Berns-Martin is the name given to a brand of split-front holster made only for a revolver. This type of holster was later referred to as a "Break Front" during the 1970s with the introduction of such a model by the Bianchi Holster Co.

==Development and functionality==

The Berns-Martin holster was first developed in the 1930s by J.E. Berns of the Navy Rifle Team, who, assigned to shore duty in Alaska, decided he wanted to carry a long-barrelled gun for hunting and invented a holster that allowed him to carry such a revolver high on his hip and out of the Alaskan snow. The leather work was left to Berns' Navy teammate Jack Martin, who had previously designed the sheath for the Fairbairn–Sykes fighting knife, hence the name "Berns-Martin" for the company. The holster was patented by John Emmett Berns in 1935 as 2,001,321 for a Revolver Holster. When used in a hip holster, the revolver is drawn by pushing down (slightly) on the revolver grip while rocking the top of the revolver forward through the open front of the holster. While in the holster, a leather covered steel spring holds the revolver cylinder (and the rest of the revolver) securely in the holster, regardless of what physical gyrations the wearer might go through. No less an authority than Jeff Cooper stated that the Berns-Martin holster "keeps the pistol secure enough for anything up to parachute jumping, and yet permit drawing without releasing any latch or strap beforehand."

==The 1950s to 1970s==

From the 1950s through the 1970s the holster type was popular with American law enforcement due to the high level of security provided to the revolver used ubiquitously during the period. Because the Berns-Martin split-front holsters can only be used with revolvers (the rear loop of the trigger guard being engaged to grasp the revolver), and the near universal adoption of semi-automatic pistols by American law enforcement in the 1980s, the split-front revolver holster has fallen out of favor with American police forces since the 1980s.

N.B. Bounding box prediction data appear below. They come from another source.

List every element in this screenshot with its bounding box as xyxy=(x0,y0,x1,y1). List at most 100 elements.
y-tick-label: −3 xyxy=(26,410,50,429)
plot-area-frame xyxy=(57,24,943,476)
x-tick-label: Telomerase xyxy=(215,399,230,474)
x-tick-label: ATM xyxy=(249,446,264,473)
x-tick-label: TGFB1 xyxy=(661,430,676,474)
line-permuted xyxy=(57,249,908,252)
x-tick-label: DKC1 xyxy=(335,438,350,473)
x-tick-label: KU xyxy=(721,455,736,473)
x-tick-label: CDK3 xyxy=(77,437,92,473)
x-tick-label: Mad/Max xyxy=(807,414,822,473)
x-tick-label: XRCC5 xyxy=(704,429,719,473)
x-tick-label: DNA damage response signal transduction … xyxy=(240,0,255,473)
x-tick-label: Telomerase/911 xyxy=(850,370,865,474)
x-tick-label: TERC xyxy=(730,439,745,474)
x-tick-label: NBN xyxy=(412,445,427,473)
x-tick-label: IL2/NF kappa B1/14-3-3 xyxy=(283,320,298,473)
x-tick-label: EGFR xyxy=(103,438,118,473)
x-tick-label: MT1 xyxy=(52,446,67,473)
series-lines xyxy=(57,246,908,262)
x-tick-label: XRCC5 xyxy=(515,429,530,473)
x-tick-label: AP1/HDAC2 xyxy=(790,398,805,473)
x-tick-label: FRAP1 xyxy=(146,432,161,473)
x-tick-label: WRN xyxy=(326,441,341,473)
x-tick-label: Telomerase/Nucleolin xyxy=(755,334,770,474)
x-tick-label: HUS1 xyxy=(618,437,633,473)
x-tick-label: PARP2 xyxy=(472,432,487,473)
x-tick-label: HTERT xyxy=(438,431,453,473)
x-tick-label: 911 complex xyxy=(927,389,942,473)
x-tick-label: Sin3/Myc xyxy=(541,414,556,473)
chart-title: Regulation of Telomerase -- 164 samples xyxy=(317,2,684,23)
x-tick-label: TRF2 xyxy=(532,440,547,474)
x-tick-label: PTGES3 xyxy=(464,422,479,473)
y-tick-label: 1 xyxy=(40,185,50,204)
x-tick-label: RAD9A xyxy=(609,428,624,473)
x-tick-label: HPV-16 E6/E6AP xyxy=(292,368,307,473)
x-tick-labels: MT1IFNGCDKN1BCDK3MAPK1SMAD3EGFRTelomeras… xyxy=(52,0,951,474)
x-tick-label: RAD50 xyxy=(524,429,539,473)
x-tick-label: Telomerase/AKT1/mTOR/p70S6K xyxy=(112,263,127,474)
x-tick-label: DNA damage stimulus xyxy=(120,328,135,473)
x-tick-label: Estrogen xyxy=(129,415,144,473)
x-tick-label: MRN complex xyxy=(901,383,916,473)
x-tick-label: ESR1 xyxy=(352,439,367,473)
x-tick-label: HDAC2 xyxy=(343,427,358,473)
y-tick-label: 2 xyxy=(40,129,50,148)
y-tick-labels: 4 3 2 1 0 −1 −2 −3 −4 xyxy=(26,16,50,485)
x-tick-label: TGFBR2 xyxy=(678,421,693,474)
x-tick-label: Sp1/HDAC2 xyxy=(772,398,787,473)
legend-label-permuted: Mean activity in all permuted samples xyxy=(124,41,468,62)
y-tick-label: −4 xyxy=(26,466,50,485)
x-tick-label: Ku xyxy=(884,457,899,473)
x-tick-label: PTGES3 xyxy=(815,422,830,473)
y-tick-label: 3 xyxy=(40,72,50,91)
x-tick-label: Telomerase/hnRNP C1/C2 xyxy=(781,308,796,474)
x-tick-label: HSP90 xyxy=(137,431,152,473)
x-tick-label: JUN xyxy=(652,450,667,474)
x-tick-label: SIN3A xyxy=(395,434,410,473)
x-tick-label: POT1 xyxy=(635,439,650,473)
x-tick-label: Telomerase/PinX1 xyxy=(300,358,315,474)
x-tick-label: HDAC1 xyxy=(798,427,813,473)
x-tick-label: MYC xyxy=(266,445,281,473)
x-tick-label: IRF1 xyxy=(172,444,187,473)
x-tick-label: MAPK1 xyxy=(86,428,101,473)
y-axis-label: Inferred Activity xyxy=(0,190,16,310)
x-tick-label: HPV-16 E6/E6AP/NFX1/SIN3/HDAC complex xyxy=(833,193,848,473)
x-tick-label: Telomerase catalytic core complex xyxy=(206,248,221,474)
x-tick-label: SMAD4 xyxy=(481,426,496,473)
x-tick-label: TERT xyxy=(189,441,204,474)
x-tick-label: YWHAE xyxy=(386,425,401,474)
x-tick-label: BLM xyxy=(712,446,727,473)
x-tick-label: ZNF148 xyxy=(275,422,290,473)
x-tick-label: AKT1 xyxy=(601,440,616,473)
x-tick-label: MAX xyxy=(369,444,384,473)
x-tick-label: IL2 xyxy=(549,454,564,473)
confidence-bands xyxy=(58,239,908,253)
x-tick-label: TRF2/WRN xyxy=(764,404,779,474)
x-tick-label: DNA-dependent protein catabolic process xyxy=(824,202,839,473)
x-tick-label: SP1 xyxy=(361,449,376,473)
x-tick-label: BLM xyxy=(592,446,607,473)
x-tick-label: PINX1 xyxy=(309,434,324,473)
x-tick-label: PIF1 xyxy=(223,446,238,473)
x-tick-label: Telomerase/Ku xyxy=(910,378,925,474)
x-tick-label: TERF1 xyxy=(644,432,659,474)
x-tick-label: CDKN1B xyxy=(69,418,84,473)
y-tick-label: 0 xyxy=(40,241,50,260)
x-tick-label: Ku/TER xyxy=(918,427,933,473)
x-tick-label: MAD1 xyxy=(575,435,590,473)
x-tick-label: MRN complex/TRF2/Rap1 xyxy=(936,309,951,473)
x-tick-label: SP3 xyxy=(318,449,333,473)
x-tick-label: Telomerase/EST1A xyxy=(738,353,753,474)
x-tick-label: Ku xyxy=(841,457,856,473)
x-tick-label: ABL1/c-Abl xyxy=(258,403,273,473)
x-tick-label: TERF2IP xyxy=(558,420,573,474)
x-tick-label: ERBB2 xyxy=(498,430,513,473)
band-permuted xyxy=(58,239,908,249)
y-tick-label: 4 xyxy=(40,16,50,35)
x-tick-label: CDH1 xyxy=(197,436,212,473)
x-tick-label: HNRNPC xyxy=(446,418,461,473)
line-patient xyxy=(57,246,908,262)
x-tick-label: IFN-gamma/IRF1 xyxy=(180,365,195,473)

A second, and equally well-known version, of the Berns-Martin holster was the company's Lightnin' holster, a shoulder holster also for revolvers that carried them with the muzzles pointed upwards; that is, "upside down". It was this holster that was made famous by its inclusion in Ian Fleming's later Bond books, although it was not suited to Bond's Walther semi-auto pistol, causing the company to mark its brochures of the period, "no shoulder holster made for automatics". Various adaptations of the Berns-Martin upside-down holster continue to this day, beginning with those various models made by the Bianchi Holster and Safariland companies of the 1960s/70s/80s/90s and into today.

As of 2012, C. Rusty Sherrick was producing a Berns-Martin type holster in a belted version called the Gumshoe Special.

As of 2018, A.E. Nelson of Scio, Oregon, makes traditional break front hosters in a variety of duty configurations for medium and large frame revolvers.